Rock & Folk

JAMES ELLROY

Le romancier américain publie “La Tempête Qui Vient”, nouvelle évocation du Los Angeles des années 1940. Avant le rock’n’roll, donc, cette musique que l’auteur exècre plus que tout.

- Christophe Ernault

“Elmer bâille. Elmer balaye toutes les fréquences de son récepteur. Il trouve un émetteur public et la chance lui sourit : le réveillon de la police est retransmis en direct depuis l’Hôtel de ville. Au programme : le grand orchestre de Count Basie. La salle de réunion du bureau des détectives est truffée de micros de la radio. Le Count est au piano et Lester Young au saxo. D’après la rumeur, la raison de cette aubaine est la suivante : deux agents en tenue ont serré le Count en possession de plusieurs joints. Jack Horrall en a eu vent et lui a proposé un marché : je te laisse le choix, Count. Six mois dans un centre de réhabilita­tion, ou un engagement d’un seul soir avec ton orchestre.” A la rencontre de James Ellroy, donc, romancier américain volubile dont le dernier pavé (700 pages) se nomme “La Tempête Qui Vient”, grand maelstrom foutraque se déroulant à Los Angeles en 1942 au moment où les Etats-Unis entrent en guerre, après l’humiliatio­n de Pearl Harbor. Ouvrage qui ne déshonorer­a pas sa réputation, tant on y retrouve tout ce qui intéresse son lectorat : police parallèle, pachucos patibulair­es, FBI à double fond, entraîneus­es hollywoodi­ennes, nazis infiltrés, partouzes cocaïnées, Nippons cruels, Orson Welles priapique et Beethoven, de manière assez prévisible, sourd. Justement, au moment même où l’on pense au problème récurrent de la surdité dans les milieux musicaux, Ellroy s’immisce alors dans notre champ de vision, beaucoup plus grand, costaud et chauve qu’on ne l’imaginait pour parler des disques qui ont rythmé son existence pour le moins chargée. La poignée de mains est virile mais correcte, car bien que natif de Los Angeles, on ne peut pas dire que notre hôte soit smooth. Loin de là. Ainsi, l’interview commença :

James Ellroy : Tapez-moi ! Fort !

ROCK&FOLK : Premier disque acheté ?

James Ellroy : La “Symphonie N°5” de Beethoven. J’avais 12 ans. J’étais alors dans une classe d’éducation musicale à LA, c’était en 1960. Le maître s’appelait Alan Himes, j’espère qu’il est encore en vie. Un mec très classe. Il m’impression­nait par son élégance. Le premier jour, il s’est levé de son bureau, où trônait un énorme buste de Beethoven, et dont il a tapoté la tête, puis il s’est dirigé vers le tourne-disque, et a lentement fait descendre le diamant... Et soudaineme­nt surgit ce son : “Pom pom pom pom” ! Très fort ! Je suis allé l’acheter immédiatem­ent. Je ne me souviens plus de quel enregistre­ment, ni du chef d’orchestre. Je vois juste la pochette dans mes souvenirs.

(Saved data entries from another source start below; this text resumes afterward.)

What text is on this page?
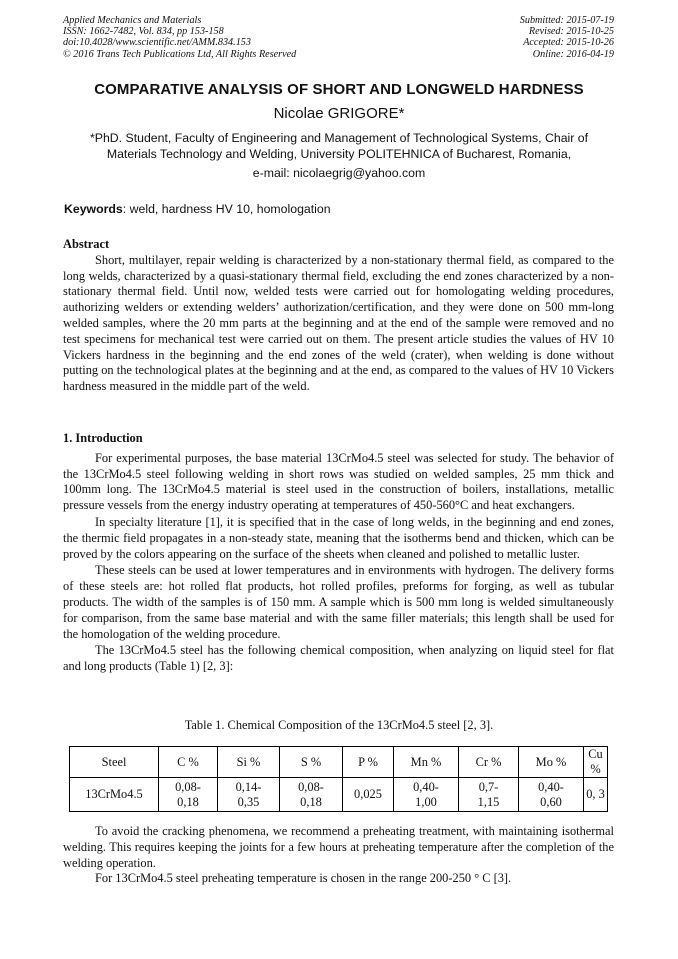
Applied Mechanics and Materials
ISSN: 1662-7482, Vol. 834, pp 153-158
doi:10.4028/www.scientific.net/AMM.834.153
© 2016 Trans Tech Publications Ltd, All Rights Reserved
Submitted: 2015-07-19
Revised: 2015-10-25
Accepted: 2015-10-26
Online: 2016-04-19
COMPARATIVE ANALYSIS OF SHORT AND LONGWELD HARDNESS
Nicolae GRIGORE*
*PhD. Student, Faculty of Engineering and Management of Technological Systems, Chair of
Materials Technology and Welding, University POLITEHNICA of Bucharest, Romania,
e-mail: nicolaegrig@yahoo.com
Keywords: weld, hardness HV 10, homologation
Abstract

Short, multilayer, repair welding is characterized by a non-stationary thermal field, as compared to the long welds, characterized by a quasi-stationary thermal field, excluding the end zones characterized by a non-stationary thermal field. Until now, welded tests were carried out for homologating welding procedures, authorizing welders or extending welders’ authorization/certification, and they were done on 500 mm-long welded samples, where the 20 mm parts at the beginning and at the end of the sample were removed and no test specimens for mechanical test were carried out on them. The present article studies the values of HV 10 Vickers hardness in the beginning and the end zones of the weld (crater), when welding is done without putting on the technological plates at the beginning and at the end, as compared to the values of HV 10 Vickers hardness measured in the middle part of the weld.

1. Introduction

For experimental purposes, the base material 13CrMo4.5 steel was selected for study. The behavior of the 13CrMo4.5 steel following welding in short rows was studied on welded samples, 25 mm thick and 100mm long. The 13CrMo4.5 material is steel used in the construction of boilers, installations, metallic pressure vessels from the energy industry operating at temperatures of 450-560°C and heat exchangers.

In specialty literature [1], it is specified that in the case of long welds, in the beginning and end zones, the thermic field propagates in a non-steady state, meaning that the isotherms bend and thicken, which can be proved by the colors appearing on the surface of the sheets when cleaned and polished to metallic luster.

These steels can be used at lower temperatures and in environments with hydrogen. The delivery forms of these steels are: hot rolled flat products, hot rolled profiles, preforms for forging, as well as tubular products. The width of the samples is of 150 mm. A sample which is 500 mm long is welded simultaneously for comparison, from the same base material and with the same filler materials; this length shall be used for the homologation of the welding procedure.

The 13CrMo4.5 steel has the following chemical composition, when analyzing on liquid steel for flat and long products (Table 1) [2, 3]:

Table 1. Chemical Composition of the 13CrMo4.5 steel [2, 3].
Steel	C %	Si %	S %	P %	Mn %	Cr %	Mo %	Cu %
13CrMo4.5	0,08-
0,18	0,14-
0,35	0,08-
0,18	0,025	0,40-
1,00	0,7-
1,15	0,40-
0,60	0, 3

To avoid the cracking phenomena, we recommend a preheating treatment, with maintaining isothermal welding. This requires keeping the joints for a few hours at preheating temperature after the completion of the welding operation.

For 13CrMo4.5 steel preheating temperature is chosen in the range 200-250 ° C [3].
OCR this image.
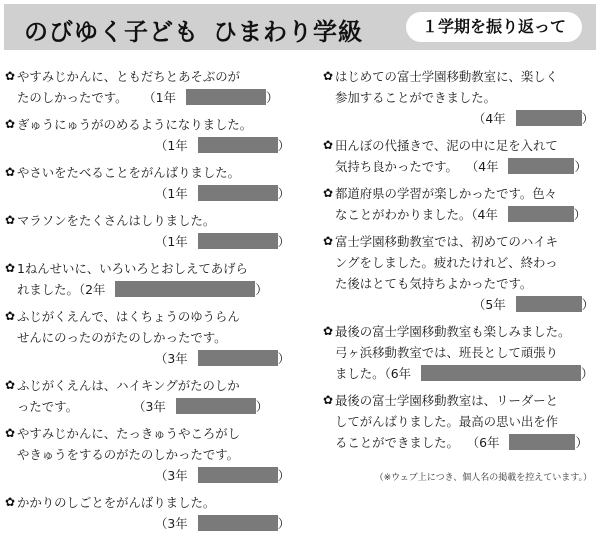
のびゆく子ども ひまわり学級	１学期を振り返って
✿ やすみじかんに、ともだちとあそぶのが
たのしかったです。 （1年	）
✿ ぎゅうにゅうがのめるようになりました。
（1年	）
✿ やさいをたべることをがんばりました。
（1年	）
✿ マラソンをたくさんはしりました。
（1年	）
✿ 1ねんせいに、いろいろとおしえてあげら
れました。（2年	）
✿ ふじがくえんで、はくちょうのゆうらん
せんにのったのがたのしかったです。
（3年	）
✿ ふじがくえんは、ハイキングがたのしか
ったです。	（3年	）
✿ やすみじかんに、たっきゅうやころがし
やきゅうをするのがたのしかったです。
（3年	）
✿ かかりのしごとをがんばりました。
（3年	）
✿ はじめての富士学園移動教室に、楽しく
参加することができました。
（4年	）
✿ 田んぼの代掻きで、泥の中に足を入れて
気持ち良かったです。 （4年	）
✿ 都道府県の学習が楽しかったです。色々
なことがわかりました。（4年	）
✿ 富士学園移動教室では、初めてのハイキ
ングをしました。疲れたけれど、終わっ
た後はとても気持ちよかったです。
（5年	）
✿ 最後の富士学園移動教室も楽しみました。
弓ヶ浜移動教室では、班長として頑張り
ました。（6年	）
✿ 最後の富士学園移動教室は、リーダーと
してがんばりました。最高の思い出を作
ることができました。 （6年	）
（※ウェブ上につき、個人名の掲載を控えています。）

R&F : Vous-vous souvenez du magasin ?

James Ellroy : Wallichs Music City, au coin de Sunset Boulevard et Vine Street, Hollywood.

R&F : En 1960, vous avez 12 ans et aux Etats-Unis, il y a Ray Charles, les Coasters, les Everly Brothers, Elvis au sommet des charts... Vous n’écoutiez pas ? James Ellroy : J’ai toujours haï le rock’n’roll. A l’exception de l’occasionne­lle

soft rock song, ou plus précisémen­t de la

girlfriend song... Genre “Baby I’m Gonna Make You Mine”, vous voyez le genre ? Par exemple, “Image Of A Girl” (1960) par... (il cherche) Les Impalas ? (il interroge notre regard vide, comprend qu’il n’y a pas d’allié, et se reprend) Non, les Safaris.

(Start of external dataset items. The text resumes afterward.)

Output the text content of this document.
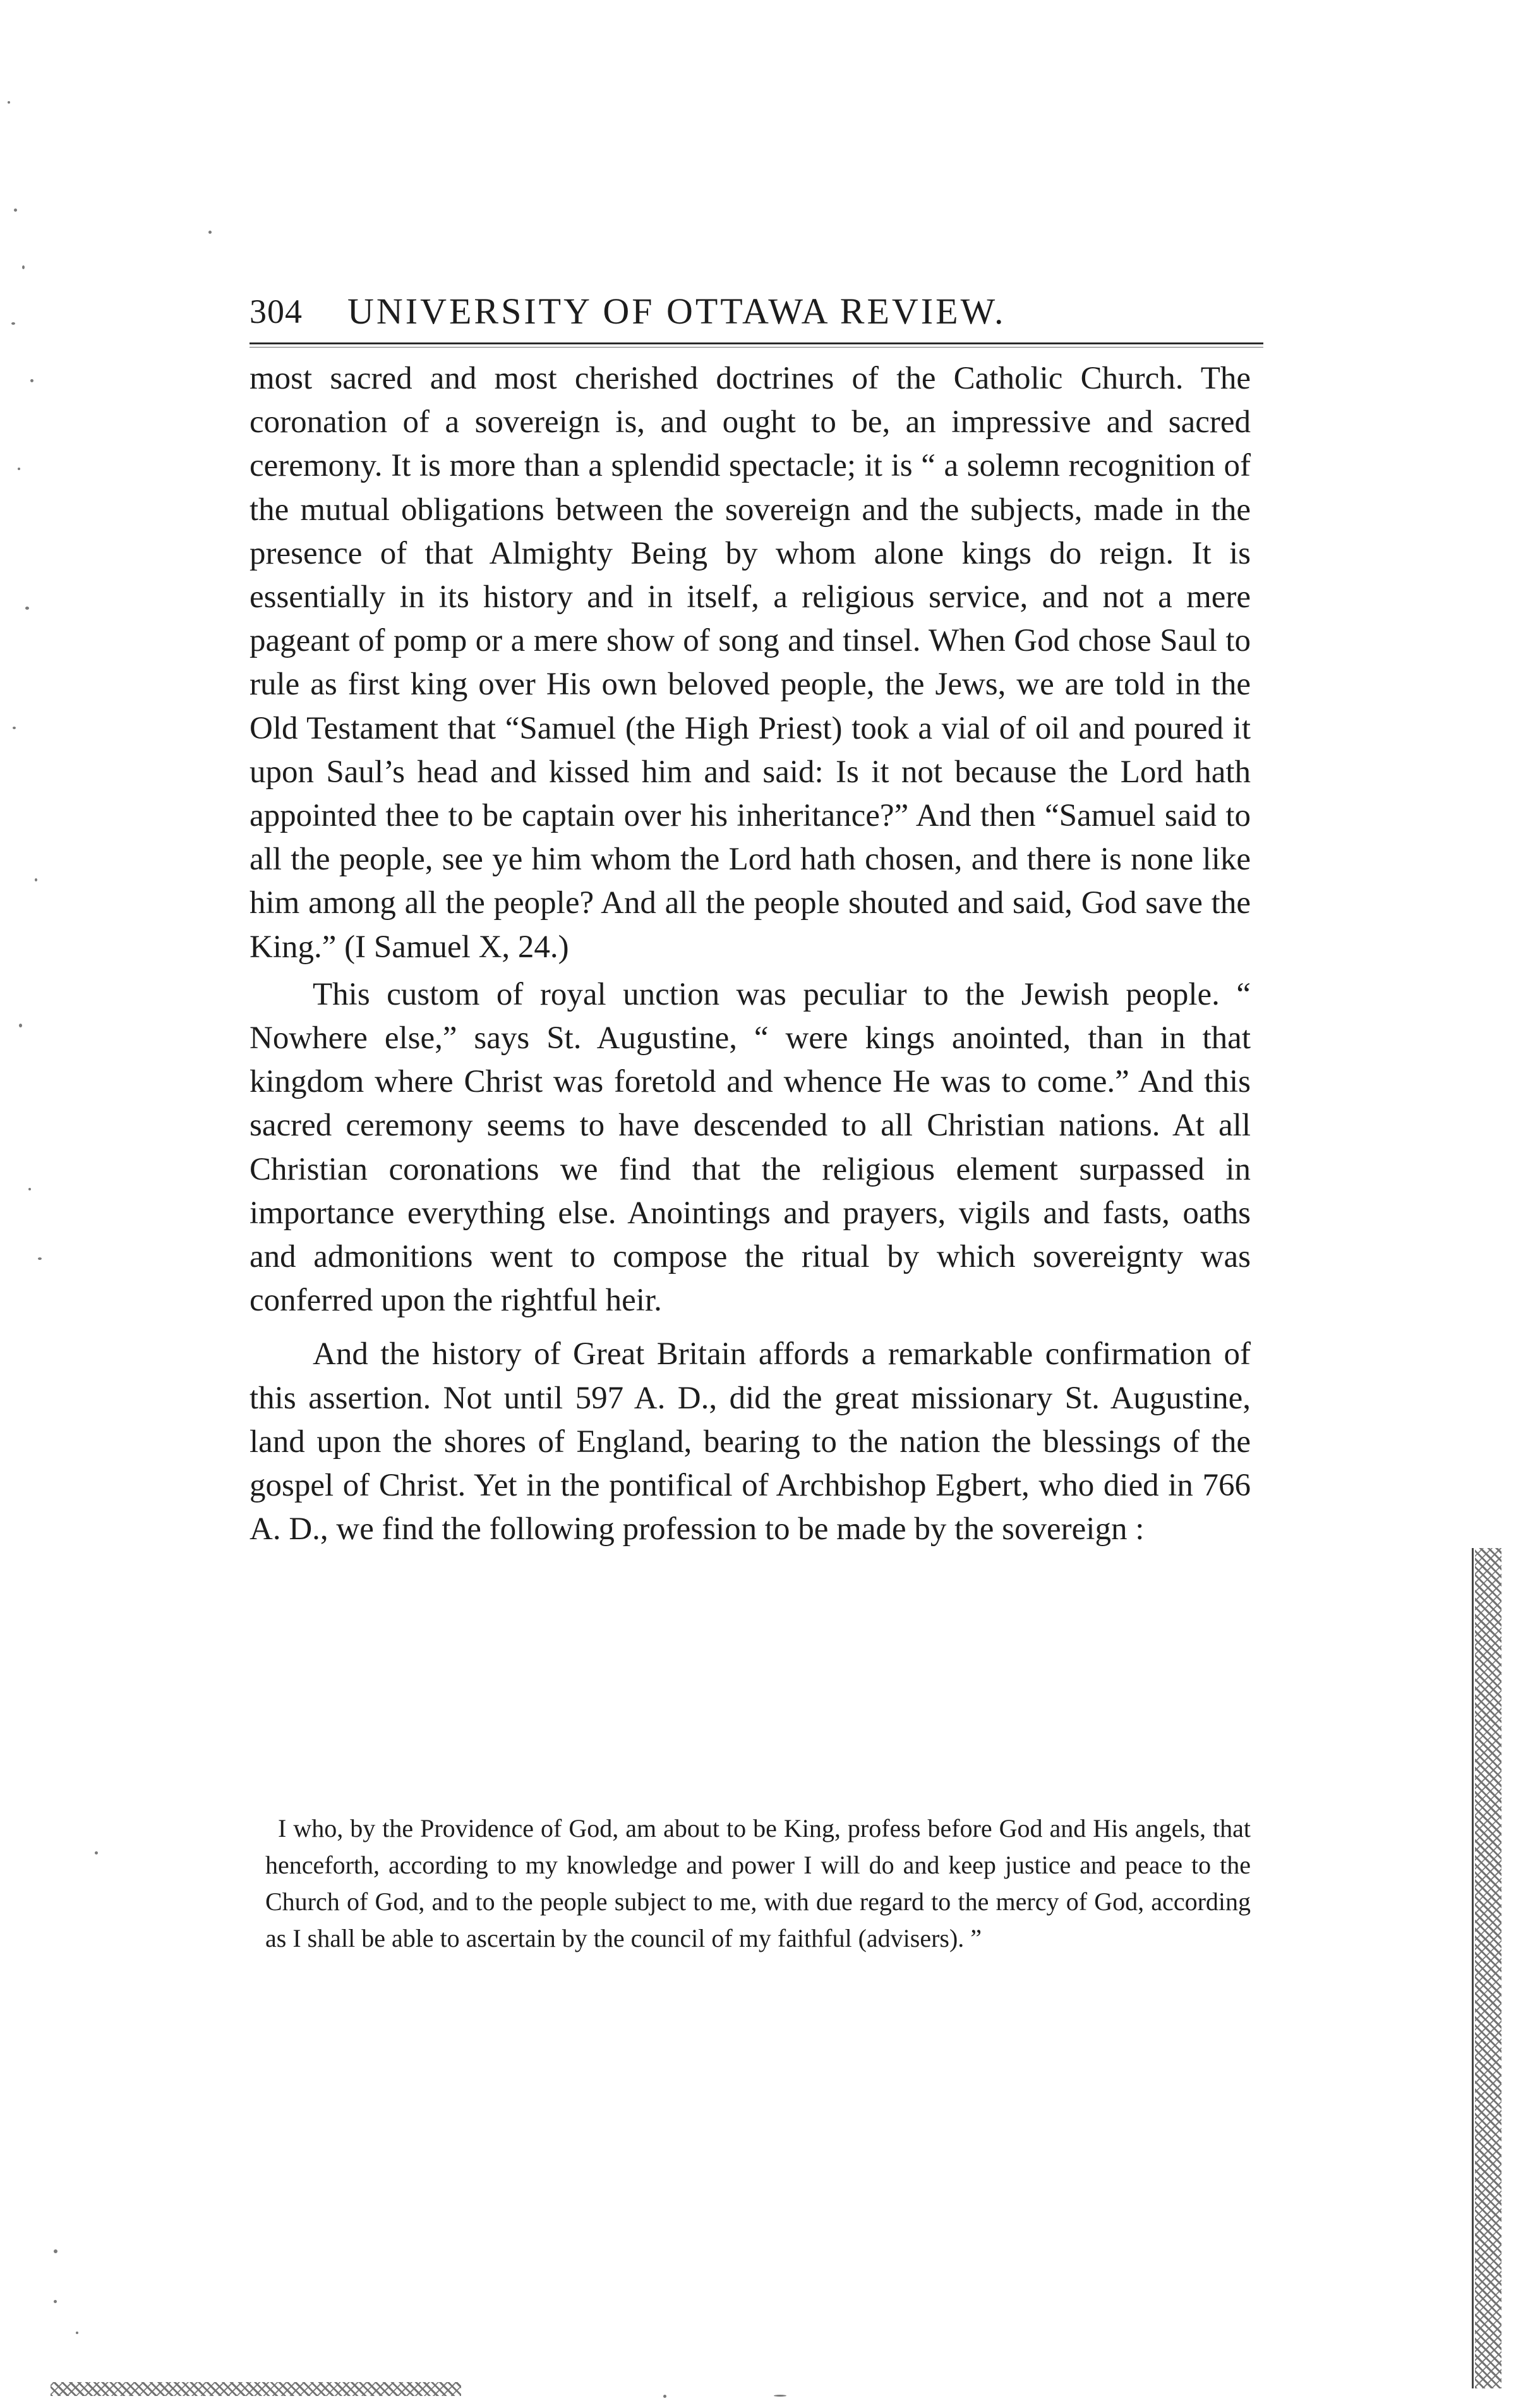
304 UNIVERSITY OF OTTAWA REVIEW.

most sacred and most cherished doctrines of the Catholic Church. The coronation of a sovereign is, and ought to be, an impressive and sacred ceremony. It is more than a splendid spectacle; it is “ a solemn recognition of the mutual obligations between the sovereign and the subjects, made in the presence of that Almighty Being by whom alone kings do reign. It is essentially in its history and in itself, a religious service, and not a mere pageant of pomp or a mere show of song and tinsel. When God chose Saul to rule as first king over His own beloved people, the Jews, we are told in the Old Testament that “Samuel (the High Priest) took a vial of oil and poured it upon Saul’s head and kissed him and said: Is it not because the Lord hath appointed thee to be captain over his inheritance?” And then “Samuel said to all the people, see ye him whom the Lord hath chosen, and there is none like him among all the people? And all the people shouted and said, God save the King.” (I Samuel X, 24.)

This custom of royal unction was peculiar to the Jewish people. “ Nowhere else,” says St. Augustine, “ were kings anointed, than in that kingdom where Christ was foretold and whence He was to come.” And this sacred ceremony seems to have descended to all Christian nations. At all Christian coronations we find that the religious element surpassed in importance everything else. Anointings and prayers, vigils and fasts, oaths and admonitions went to compose the ritual by which sovereignty was conferred upon the rightful heir.

And the history of Great Britain affords a remarkable confirmation of this assertion. Not until 597 A. D., did the great missionary St. Augustine, land upon the shores of England, bearing to the nation the blessings of the gospel of Christ. Yet in the pontifical of Archbishop Egbert, who died in 766 A. D., we find the following profession to be made by the sovereign :

I who, by the Providence of God, am about to be King, profess before God and His angels, that henceforth, according to my knowledge and power I will do and keep justice and peace to the Church of God, and to the people subject to me, with due regard to the mercy of God, according as I shall be able to ascertain by the council of my faithful (advisers). ”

“J’ai toujours haï le rock’n’roll”

Enfin, n’importe quelle chanson qui pourrait faire revenir la fille... Peu importe laquelle. Il y en a une qui s’appelait Cindy. “Image Of A Girl”, c’était la chanson de Cindy, par exemple, qui m’a quitté pour un Espagnol au début des années 80 quand j’ai sorti mon premier roman. Elle est partie à Barcelone. Elle m’a brisé le coeur. Une autre fille, quand j’étais gamin, s’appelait Sue Bailey, une très grande blonde. J’étais le seul mec du quartier aussi grand qu’elle. Sa chanson à elle c’était “You’re The One” par les Vogues en 1965.

R&F : Mais vous n’achetiez pas les disques...

James Ellroy : Non, je les écoutais à la radio. Sur KFWB à Los Angeles. Bill Ballance était DJ, B Mitchel Reed aussi...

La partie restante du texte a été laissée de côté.